Motivation von Mitarbeitern

Befähiger und Sinnstifter werden
Was braucht es, damit Menschen einem loyal folgen?
Verständnis ist Pflicht – Würdigung von Problemerleben von Mitarbeitern!
Wie kann positive Unterstützung für Beteiligte aussehen?
Aktives Zuhören, Bedürfnisse der Beteiligten abklären

Werteorientierte Führung


Werteorientierte Führung reduziert nachhaltig Missverständnisse und Konflikte in Teams und Abteilungen, lässt die eigene Rolle und damit verbundenen Verantwortlichkeiten klarer werden, so dass Entscheidungen besser gefällt werden können.
Es geht darum Mitarbeiter so in den Fokus zu stellen, dass diese bestmöglich, selbstorganisiert und innovativ das Unternehmen nach vorne bringen können, so dass Kunden ein optimales Ergebnis bekommen.

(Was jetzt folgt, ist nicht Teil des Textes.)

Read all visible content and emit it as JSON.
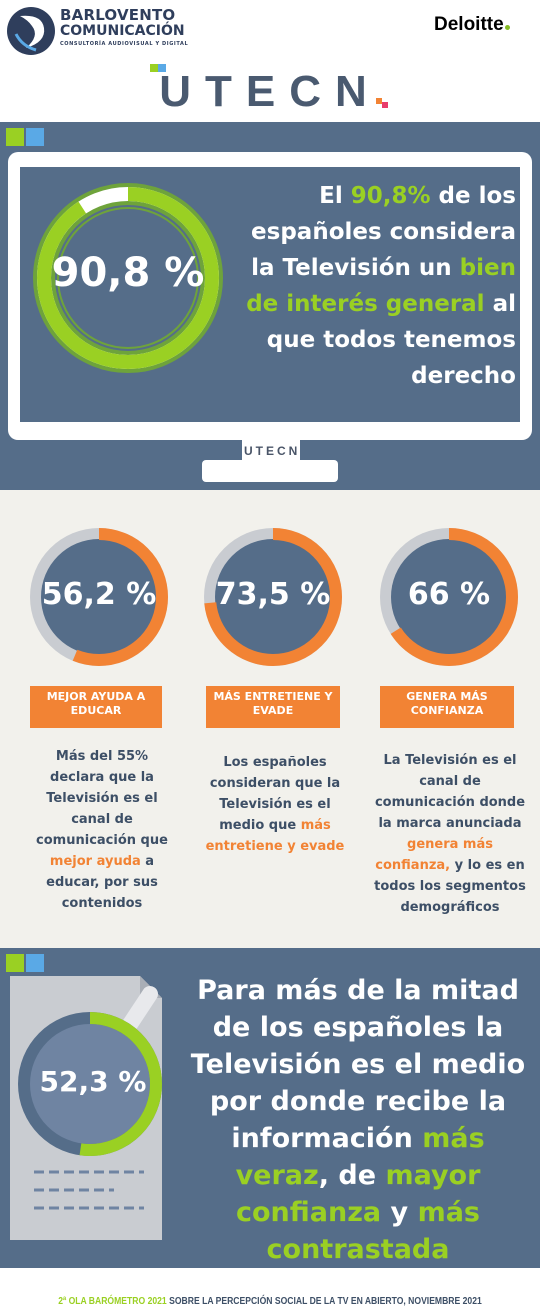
{
  "header": {
    "barlovento_line1": "BARLOVENTO",
    "barlovento_line2": "COMUNICACIÓN",
    "barlovento_tagline": "CONSULTORÍA AUDIOVISUAL Y DIGITAL",
    "deloitte": "Deloitte",
    "utecn_logo": "UTECN"
  },
  "colors": {
    "slate": "#556d89",
    "green": "#9ad023",
    "orange": "#f28334",
    "blue": "#5aa9e6",
    "ring_gray": "#c9ccd1"
  },
  "main_stat": {
    "value": "90,8 %",
    "fraction": 0.908,
    "headline_parts": [
      "El ",
      "90,8%",
      " de los españoles considera la Televisión un ",
      "bien de interés general",
      " al que todos tenemos derecho"
    ],
    "stand_logo": "UTECN"
  },
  "stats": [
    {
      "value": "56,2 %",
      "fraction": 0.562,
      "label": "MEJOR AYUDA A EDUCAR",
      "desc_parts": [
        "Más del 55% declara que la Televisión es el canal de comunicación que ",
        "mejor ayuda",
        " a educar, por sus contenidos"
      ]
    },
    {
      "value": "73,5 %",
      "fraction": 0.735,
      "label": "MÁS ENTRETIENE Y EVADE",
      "desc_parts": [
        "Los españoles consideran que la Televisión es el medio que ",
        "más entretiene y evade",
        ""
      ]
    },
    {
      "value": "66 %",
      "fraction": 0.66,
      "label": "GENERA MÁS CONFIANZA",
      "desc_parts": [
        "La Televisión es el canal de comunicación donde la marca anunciada ",
        "genera más confianza,",
        " y lo es en todos los segmentos demográficos"
      ]
    }
  ],
  "info_stat": {
    "value": "52,3 %",
    "fraction": 0.523,
    "text_parts": [
      "Para más de la mitad de los españoles la Televisión es el medio por donde recibe la información ",
      "más veraz",
      ", de ",
      "mayor confianza",
      " y ",
      "más contrastada"
    ]
  },
  "footer": {
    "highlight": "2ª OLA BARÓMETRO 2021",
    "rest": " SOBRE LA PERCEPCIÓN SOCIAL DE LA TV EN ABIERTO, NOVIEMBRE 2021"
  }
}
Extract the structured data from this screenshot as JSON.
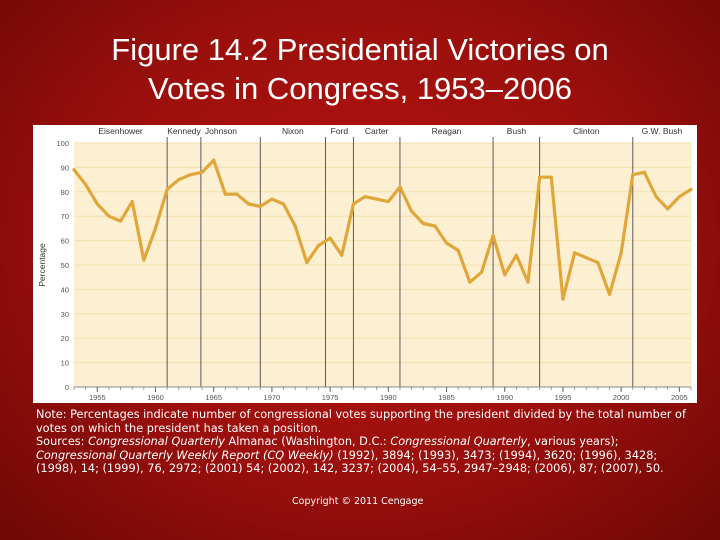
{
  "slide": {
    "title_line1": "Figure 14.2 Presidential Victories on",
    "title_line2": "Votes in Congress, 1953–2006"
  },
  "note": {
    "text": "Note: Percentages indicate number of congressional votes supporting the president divided by the total number of votes on which the president has taken a position.",
    "sources_label": "Sources: ",
    "source1_title": "Congressional Quarterly",
    "source1_text": " Almanac (Washington, D.C.: ",
    "source1_publisher": "Congressional Quarterly",
    "source1_tail": ", various years); ",
    "source2_title": "Congressional Quarterly Weekly Report (CQ Weekly)",
    "source2_tail": " (1992), 3894; (1993), 3473; (1994), 3620; (1996), 3428; (1998), 14; (1999), 76, 2972; (2001) 54; (2002), 142, 3237; (2004), 54–55, 2947–2948; (2006), 87; (2007), 50."
  },
  "copyright": "Copyright © 2011 Cengage",
  "colors": {
    "background": "#a8110d",
    "plot_background": "#fdf0d2",
    "line": "#e0a63a",
    "gridline": "#f3dfae",
    "president_divider": "#4a4a4a"
  },
  "chart_data": {
    "type": "line",
    "title": "",
    "xlabel": "",
    "ylabel": "Percentage",
    "xlim": [
      1953,
      2006
    ],
    "ylim": [
      0,
      100
    ],
    "x_ticks": [
      1955,
      1960,
      1965,
      1970,
      1975,
      1980,
      1985,
      1990,
      1995,
      2000,
      2005
    ],
    "y_ticks": [
      0,
      10,
      20,
      30,
      40,
      50,
      60,
      70,
      80,
      90,
      100
    ],
    "grid": true,
    "legend": "none",
    "presidents": [
      {
        "name": "Eisenhower",
        "start": 1953
      },
      {
        "name": "Kennedy",
        "start": 1961
      },
      {
        "name": "Johnson",
        "start": 1963.9
      },
      {
        "name": "Nixon",
        "start": 1969
      },
      {
        "name": "Ford",
        "start": 1974.6
      },
      {
        "name": "Carter",
        "start": 1977
      },
      {
        "name": "Reagan",
        "start": 1981
      },
      {
        "name": "Bush",
        "start": 1989
      },
      {
        "name": "Clinton",
        "start": 1993
      },
      {
        "name": "G.W. Bush",
        "start": 2001
      }
    ],
    "series": [
      {
        "x": [
          1953,
          1954,
          1955,
          1956,
          1957,
          1958,
          1959,
          1960,
          1961,
          1962,
          1963,
          1964,
          1965,
          1966,
          1967,
          1968,
          1969,
          1970,
          1971,
          1972,
          1973,
          1974,
          1975,
          1976,
          1977,
          1978,
          1979,
          1980,
          1981,
          1982,
          1983,
          1984,
          1985,
          1986,
          1987,
          1988,
          1989,
          1990,
          1991,
          1992,
          1993,
          1994,
          1995,
          1996,
          1997,
          1998,
          1999,
          2000,
          2001,
          2002,
          2003,
          2004,
          2005,
          2006
        ],
        "values": [
          89,
          83,
          75,
          70,
          68,
          76,
          52,
          65,
          81,
          85,
          87,
          88,
          93,
          79,
          79,
          75,
          74,
          77,
          75,
          66,
          51,
          58,
          61,
          54,
          75,
          78,
          77,
          76,
          82,
          72,
          67,
          66,
          59,
          56,
          43,
          47,
          62,
          46,
          54,
          43,
          86,
          86,
          36,
          55,
          53,
          51,
          38,
          55,
          87,
          88,
          78,
          73,
          78,
          81
        ]
      }
    ]
  }
}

Deshalb ist die Selbstklärung einer FK von elementarer Wichtigkeit. Nur wer sich selbst wirklich gut kennt, mit allem was zu einem gehört, einschließlich der Punkte, die einen auf die Palme bringen oder Ängste bereiten, der ist optimal vorbereitet für alle Eventualitäten des Tagesgeschäfts.

Und genau das ist dann der Garant für einen souveränen, gelassenen und professionellen Auftritt!


Selbstverständnis der Führungskraft

Selbstbild: „Ich als Führungskraft“
Rollen Klarheit
Was verstehe ich unter „guter“ Führung? Ist das ein Entlassungsgrund aus dem Gefängnis oder mehr?
Wie gehe ich mit meinen Loyalitätskonflikten und einschränkenden Überzeugungen um?
Sandwich – was nun? Kann ich allen gerecht werden?
Was für ein Vorgesetzter will ich zukünftig sein, so dass ich im Interesse des Unternehmens, aber auch mit Verständnis für meine Mitarbeiter agiere?

Priorisieren und Selbstmanagement

Wie erkenne ich für mich, was wichtig und zuerst dran ist
Wie kann ich nach Feierabend emotional mit der Arbeit abschließen (Gedanken Hamsterrad)
Wie gehe ich mit meinen inneren Antreibern um, wie „sei perfekt“, „mach es allen recht“, „streng dich an“ etc.